Necci Marco, Piovesan Damiano, Tosatto Silvio C E
Department of Biomedical Sciences and CRIBI Biotech Center, University of Padua, Padua, Italy.
CNR Institute of Neuroscience, Padua, Italy.
Protein Sci. 2016 Dec;25(12):2164-2174. doi: 10.1002/pro.3041. Epub 2016 Oct 25.

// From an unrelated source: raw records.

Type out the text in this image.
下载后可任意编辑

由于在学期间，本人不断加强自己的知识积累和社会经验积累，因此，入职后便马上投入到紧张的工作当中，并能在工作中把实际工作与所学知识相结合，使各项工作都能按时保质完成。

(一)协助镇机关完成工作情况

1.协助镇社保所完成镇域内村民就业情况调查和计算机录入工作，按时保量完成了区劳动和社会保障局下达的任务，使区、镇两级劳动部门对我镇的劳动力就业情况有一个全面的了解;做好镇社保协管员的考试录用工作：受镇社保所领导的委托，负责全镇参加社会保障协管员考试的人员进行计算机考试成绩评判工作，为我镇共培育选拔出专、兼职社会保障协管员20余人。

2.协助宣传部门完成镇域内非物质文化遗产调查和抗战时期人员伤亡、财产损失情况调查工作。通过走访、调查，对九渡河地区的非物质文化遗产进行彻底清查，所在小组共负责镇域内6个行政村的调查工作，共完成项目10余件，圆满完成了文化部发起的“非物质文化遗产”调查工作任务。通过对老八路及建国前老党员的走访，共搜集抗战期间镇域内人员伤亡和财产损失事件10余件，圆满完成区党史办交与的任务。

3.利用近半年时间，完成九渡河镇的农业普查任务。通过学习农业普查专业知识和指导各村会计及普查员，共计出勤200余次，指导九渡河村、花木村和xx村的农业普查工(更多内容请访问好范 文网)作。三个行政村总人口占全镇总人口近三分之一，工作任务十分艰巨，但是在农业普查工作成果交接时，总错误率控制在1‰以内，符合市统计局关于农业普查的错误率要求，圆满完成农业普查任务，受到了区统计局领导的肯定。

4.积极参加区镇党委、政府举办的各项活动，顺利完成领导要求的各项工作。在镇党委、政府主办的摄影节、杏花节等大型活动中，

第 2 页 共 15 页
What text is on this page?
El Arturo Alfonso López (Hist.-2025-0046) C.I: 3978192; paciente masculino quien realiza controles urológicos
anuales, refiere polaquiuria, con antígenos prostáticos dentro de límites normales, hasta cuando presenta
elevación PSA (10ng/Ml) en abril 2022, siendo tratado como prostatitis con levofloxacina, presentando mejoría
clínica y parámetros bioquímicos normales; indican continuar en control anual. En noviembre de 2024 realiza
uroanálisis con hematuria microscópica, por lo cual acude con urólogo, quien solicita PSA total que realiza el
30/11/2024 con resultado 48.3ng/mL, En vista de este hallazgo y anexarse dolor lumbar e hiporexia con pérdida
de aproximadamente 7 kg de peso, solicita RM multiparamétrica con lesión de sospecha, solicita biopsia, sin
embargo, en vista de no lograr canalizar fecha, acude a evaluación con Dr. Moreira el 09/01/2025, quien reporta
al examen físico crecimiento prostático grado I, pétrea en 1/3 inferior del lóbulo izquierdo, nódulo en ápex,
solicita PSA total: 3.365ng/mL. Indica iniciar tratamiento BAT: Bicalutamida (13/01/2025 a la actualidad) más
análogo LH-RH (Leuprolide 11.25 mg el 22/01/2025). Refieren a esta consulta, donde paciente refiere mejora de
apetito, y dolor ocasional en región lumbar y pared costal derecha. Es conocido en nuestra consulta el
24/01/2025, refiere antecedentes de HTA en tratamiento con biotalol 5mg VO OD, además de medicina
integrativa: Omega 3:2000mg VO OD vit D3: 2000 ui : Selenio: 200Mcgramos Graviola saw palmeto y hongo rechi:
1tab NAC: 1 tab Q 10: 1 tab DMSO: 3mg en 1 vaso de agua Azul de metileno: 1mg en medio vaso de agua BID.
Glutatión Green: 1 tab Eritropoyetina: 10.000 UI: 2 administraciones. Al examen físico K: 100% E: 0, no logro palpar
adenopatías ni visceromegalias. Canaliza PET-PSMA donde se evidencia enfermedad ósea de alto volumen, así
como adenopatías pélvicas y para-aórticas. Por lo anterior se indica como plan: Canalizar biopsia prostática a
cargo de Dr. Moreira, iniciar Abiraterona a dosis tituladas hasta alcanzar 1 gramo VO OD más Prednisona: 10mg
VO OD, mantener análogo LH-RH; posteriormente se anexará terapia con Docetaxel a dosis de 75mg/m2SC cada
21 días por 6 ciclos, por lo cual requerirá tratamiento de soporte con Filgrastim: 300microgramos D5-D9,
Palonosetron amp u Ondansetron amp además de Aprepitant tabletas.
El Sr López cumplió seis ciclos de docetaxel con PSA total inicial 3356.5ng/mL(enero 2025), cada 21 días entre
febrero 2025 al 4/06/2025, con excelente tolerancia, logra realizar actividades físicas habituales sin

Intrinsic disorder (ID) in proteins has been extensively described for the last decade; a large-scale classification of ID in proteins is mostly missing. Here, we provide an extensive analysis of ID in the protein universe on the UniProt database derived from sequence-based predictions in MobiDB. Almost half the sequences contain an ID region of at least five residues. About 9% of proteins have a long ID region of over 20 residues which are more abundant in Eukaryotic organisms and most frequently cover less than 20% of the sequence. A small subset of about 67,000 (out of over 80 million) proteins is fully disordered and mostly found in Viruses. Most proteins have only one ID, with short ID evenly distributed along the sequence and long ID overrepresented in the center. The charged residue composition of Das and Pappu was used to classify ID proteins by structural propensities and corresponding functional enrichment. Swollen Coils seem to be used mainly as structural components and in biosynthesis in both Prokaryotes and Eukaryotes. In Bacteria, they are confined in the nucleoid and in Viruses provide DNA binding function. Coils & Hairpins seem to be specialized in ribosome binding and methylation activities. Globules & Tadpoles bind antigens in Eukaryotes but are involved in killing other organisms and cytolysis in Bacteria. The Undefined class is used by Bacteria to bind toxic substances and mediate transport and movement between and within organisms in Viruses. Fully disordered proteins behave similarly, but are enriched for glycine residues and extracellular structures.
在过去十年中,蛋白质中的内在无序(ID)已被广泛描述;但蛋白质中ID的大规模分类大多缺失。在此,我们基于MobiDB中基于序列的预测,对UniProt数据库中蛋白质宇宙中的ID进行了广泛分析。几乎一半的序列包含至少五个残基的ID区域。约9%的蛋白质具有超过20个残基的长ID区域,这些区域在真核生物中更为丰富,且大多数情况下覆盖的序列不到20%。约6.7万个(超过8000万个中的)蛋白质的一个小子集是完全无序的,且大多存在于病毒中。大多数蛋白质只有一个ID,短ID沿序列均匀分布,长ID在序列中心的占比过高。Das和Pappu的带电残基组成被用于根据结构倾向和相应的功能富集对ID蛋白质进行分类。肿胀线圈似乎主要用作原核生物和真核生物中的结构成分以及用于生物合成。在细菌中,它们局限于类核中,在病毒中则提供DNA结合功能。线圈和发夹似乎专门用于核糖体结合和甲基化活动。球体和蝌蚪在真核生物中结合抗原,但在细菌中参与杀死其他生物和细胞溶解。未定义类别被细菌用于结合有毒物质,并在病毒中介导生物体之间和体内的运输和移动。完全无序的蛋白质表现类似,但富含甘氨酸残基和细胞外结构。